Creating a Dashboard: The Do’s and Don’ts

March 10, 2015
A good dashboard maps out key performance indicators
(Photo credit: “Navigator” by Thomas Abbs under the Creative Commons License)

I was recently on a business trip and listening to the Digital Analytics Power Hour podcast (what a great title!) about “What is Dashboarding?” and had some thoughts.  I am doing lots of “dashboarding” myself, so the timing was great.  

After listening to the podcast I thought it was important to first share the podcast and provide my feedback.

The Must’s and Should’s of Proper Dashboarding

The short takeaways from the podcast are the following:

  • Dashboards must be hyper-relevant
  • Dashboards must be organized for the consumer of the dashboard
  • Dashboards must be delivered at the appropriate interval
  • Dashboards should be one page (possibly with supporting pages depending on the audience)
  • Dashboards should provide an at a glimpse view of the KPIs (key performance indicators)

There’s nothing in these takeaways I disagree with. However, there are perhaps some other things to take into consideration. Starting with the KPI (Key Performance Indicators) is a great first step.

Why a Middleman Should Not Define KPIs for a Dashboard

The Hyper-relevance of KPIs need to be determined through strategic planning. This planning has to include the person consuming the dashboard. Period.

Through experience and practice, having a middleman identify KPIs for someone else does not work. The cost of building the dashboard increases rapidly. Inevitably you’ll have to redo a whole lot of work. This usually includes:

  • Data extraction
  • Reworking the cleaning and transformation rules
  • (Sometimes) changing the data visualization depending on the severity of the change

Key Performance Indicators are points of indication and are NOT segmented. This is a critical distinction on why hyper relevance is important. If you’re the Marketing Project Manager for display advertising, your KPI is not going to be net revenue. But it may be display-influenced revenue. You’re not looking at a KPI segment here; you are looking at a different KPI.

Ensure Consistent Clean Data with Automation

An important aspect that was not touched on in the podcast was leveraging automation ability. Automation ensures consistent, clean data. It also includes the tools to manage the connected data and the dashboards.

Dashboards should update fast, and are intended for rapid consumption.  This means that significant time and effort should go into building the first iteration. It should be built to be refreshed and to be automated with minimal to no effort.

A Beautiful Dashboard = Seeing Data with Ease

Though having a pretty dashboard to look at is nice, “beautiful” does not mean fun new ways to look at the data. Line charts, bar graphs, and highlighted metrics are perfectly acceptable means of delivering data. There is a reason they are “common”. They do the job and can do it well. We don’t need bubble charts, doughnut gauges, or multi dimensional area charts just because they look fun.
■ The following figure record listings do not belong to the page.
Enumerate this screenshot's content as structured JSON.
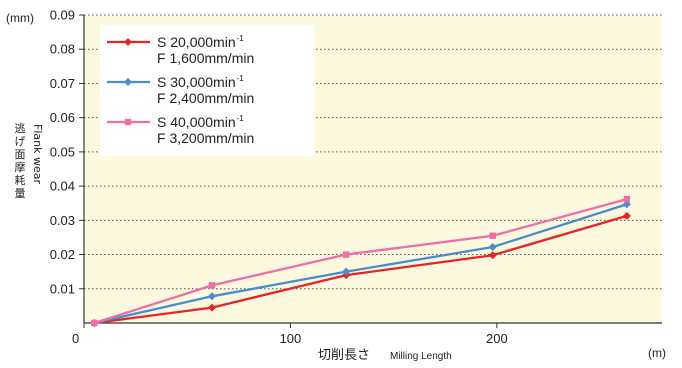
{
  "chart_data": {
    "type": "line",
    "ylabel_unit": "(mm)",
    "xlabel_unit": "(m)",
    "ylabel_ja": "逃げ面摩耗量",
    "ylabel_en": "Flank wear",
    "xlabel_ja": "切削長さ",
    "xlabel_en": "Milling Length",
    "xlim": [
      0,
      280
    ],
    "ylim": [
      0,
      0.09
    ],
    "x_ticks": [
      0,
      100,
      200
    ],
    "x_tick_labels": [
      "0",
      "100",
      "200"
    ],
    "y_ticks": [
      0.01,
      0.02,
      0.03,
      0.04,
      0.05,
      0.06,
      0.07,
      0.08,
      0.09
    ],
    "y_tick_labels": [
      "0.01",
      "0.02",
      "0.03",
      "0.04",
      "0.05",
      "0.06",
      "0.07",
      "0.08",
      "0.09"
    ],
    "grid": "horizontal dotted",
    "legend_position": "top-left",
    "series": [
      {
        "line1": "S 20,000min",
        "sup": "-1",
        "line2": "F 1,600mm/min",
        "color": "#e8232a",
        "marker": "diamond",
        "x": [
          5,
          62,
          127,
          198,
          263
        ],
        "y": [
          0.0,
          0.0045,
          0.014,
          0.0198,
          0.0313
        ]
      },
      {
        "line1": "S 30,000min",
        "sup": "-1",
        "line2": "F 2,400mm/min",
        "color": "#4a8ccc",
        "marker": "diamond",
        "x": [
          5,
          62,
          127,
          198,
          263
        ],
        "y": [
          0.0,
          0.0078,
          0.015,
          0.0222,
          0.0347
        ]
      },
      {
        "line1": "S 40,000min",
        "sup": "-1",
        "line2": "F 3,200mm/min",
        "color": "#ee6fa8",
        "marker": "square",
        "x": [
          5,
          62,
          127,
          198,
          263
        ],
        "y": [
          0.0,
          0.011,
          0.02,
          0.0255,
          0.0362
        ]
      }
    ],
    "colors": {
      "plot_background": "#fcf9df",
      "axis": "#333333",
      "grid": "#555555"
    }
  }
}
To me, a beautiful dashboard conveys the data you need to see with ease, not because its a fun colorful chart.  Now, I understand branding can be important. But dashboards are not action-driving on their own. To the wrong person, they won’t provide the context to drive action. However, to the right person, they inspire curiosity and answer questions about recent performance. If more context beyond the basics of the KPIs shown in the dashboard are needed, it was designed for the wrong person. When analysis and insights appear on a “dashboard” then it’s not being used properly. This curiosity and performance evaluation can drive the business forward and solve challenges.

Good Dashboards Inspire Curiosity and Reveal Performance

A good dashboard will inspire curiosity and answer questions about recent performance. It can also reflect performance issues that need attention, and identify big wins that need repeating. A good dashboard guides you to do more of what’s working and less of what is not. It may not be the full recipe for success, but it does tell you what recipe to look for.

We’ve established a bit of what goes into a solid dashboard, in the next blog we’ll talk about how to get there.

Earlier Comments on This Post

Chris: (March 19, 2015) Good article. I have never understood why a dashboard has to be one page. It sounds like underestimating the recipient’s ability to absorb information. What do you think, Justin?

Justin Goodman: (March 23, 2015) 

The idea behind the one page is that the dashboard is quick to digest. It has less to do with the ability to digest information then it does effective use of time. Dashboards should give a rapid status, where if something looks out of line, analysis can be done. A report that may be setup to run at the same cadence can provide more depth information if there is regularly a need to go deeper then the dashboard.

The Idea would be that if the dashboard shows a smoking indicator, a report is already ready and available to support where analysis should could start. The reports, if automated may not always be read, but are available as needed. This doesn’t apply if someone is manually creating the reports. In which case, they should likely be created as needed for efficiency.

As recap, dashboards give rapid status, reports give more in depth information around where further analysis and optimizations can be done.

Paul Dumas: (April 4, 2015) I agree 100% with the entire article. So much, that we have shared it with our clients. Well done! Most of the time less is more for the client.